Вместо книги она протянула ей маленькую записную книжку с ручкой.
Мэрион написала свое имя на открытой странице и отдала назад хозяйке.
— Я вам так благодарна, — сказала Вэнди.
— Ну что вы.
— Вы чудесная писательница.
— Спасибо, — сказала Мэрион.
И к удивлению Вэнди, обняла ее, несмотря на свою мокрую одежду.
— Оу! — произнесла Вэнди. — Ого!
Мэрион вдруг сделалась чрезвычайно эмоциональной. У нее выступили слезы, и она кивнула женщине постарше, Джеки, которая преподавала ее творчество студентам в Гонконге, а затем развернулась и поспешила прочь по проходу супермаркета.
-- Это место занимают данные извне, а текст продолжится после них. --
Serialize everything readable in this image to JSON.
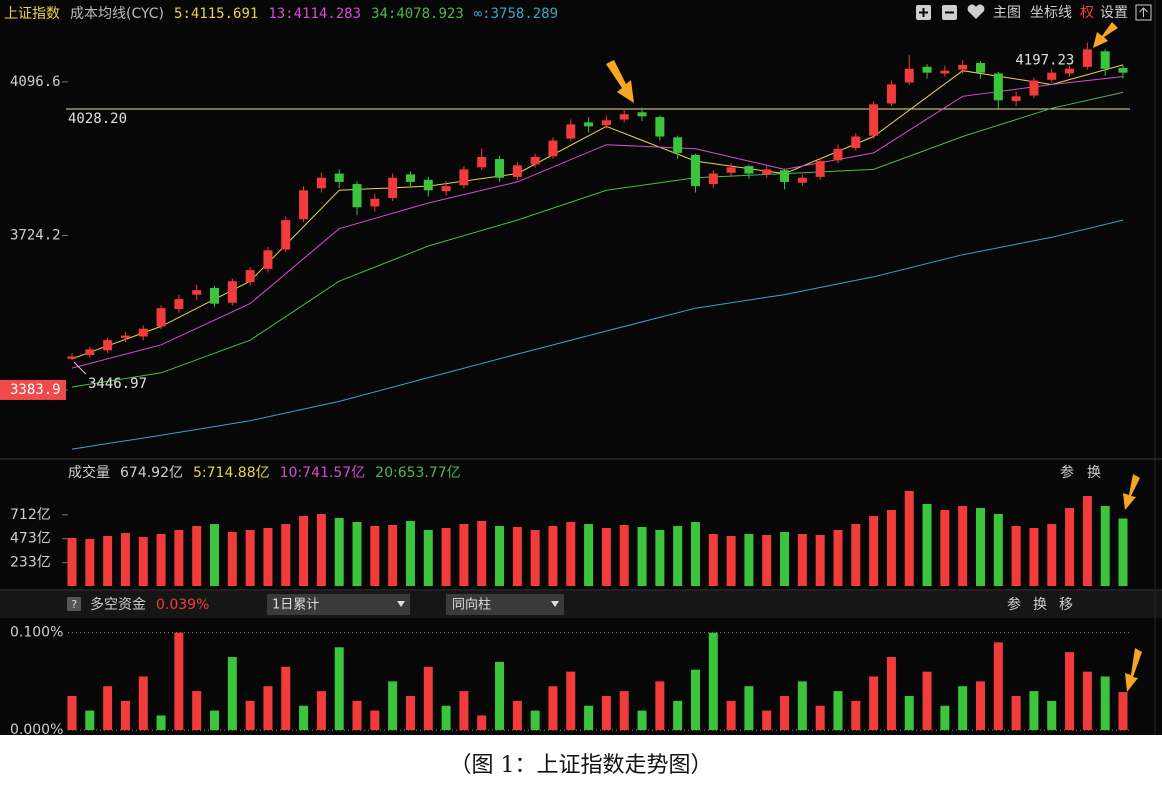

ОНА ПРОСНУЛАСЬ в тусклой неподвижности салона самолета. Это случалось с ней уже не в первый раз, и каждый раз она все отчетливей ощущала свой сон как странный промежуток своего пребывания в мире. Она проснулась в тусклой неподвижности в салоне самолета. Неподвижности, но не беззвучности. Слышалось гудение двигателей — ровное звучание, подобное большому водопаду неподалеку, — и оно приглушало все другие звуки, так что ей казалось, словно у нее в ушах вата. Была ночь, и основной свет не горел. Вытянувшись на почти горизонтальном кресле, она могла видеть, не поднимая головы, экран соседа. Он смотрел фильм. Беззвучное изображение внушало ей тревогу — какие-то люди кричали друг на друга — и она снова закрыла глаза и подумала о двух последних неделях, проведенных в Сиэтле, с семьей дочери, Вэнди. Они утомили ее, эти две недели, хотя они успели сделать не так уж много. Было несколько коротких вылазок — в Японский сад, на вершину Космической иглы. Были частые походы в торговые центры и супермаркеты. Была забота о детях — забирать их из школы и готовить еду. В Сиэтле у нее получилось забыть ту ситуацию, к которой она теперь возвращалась.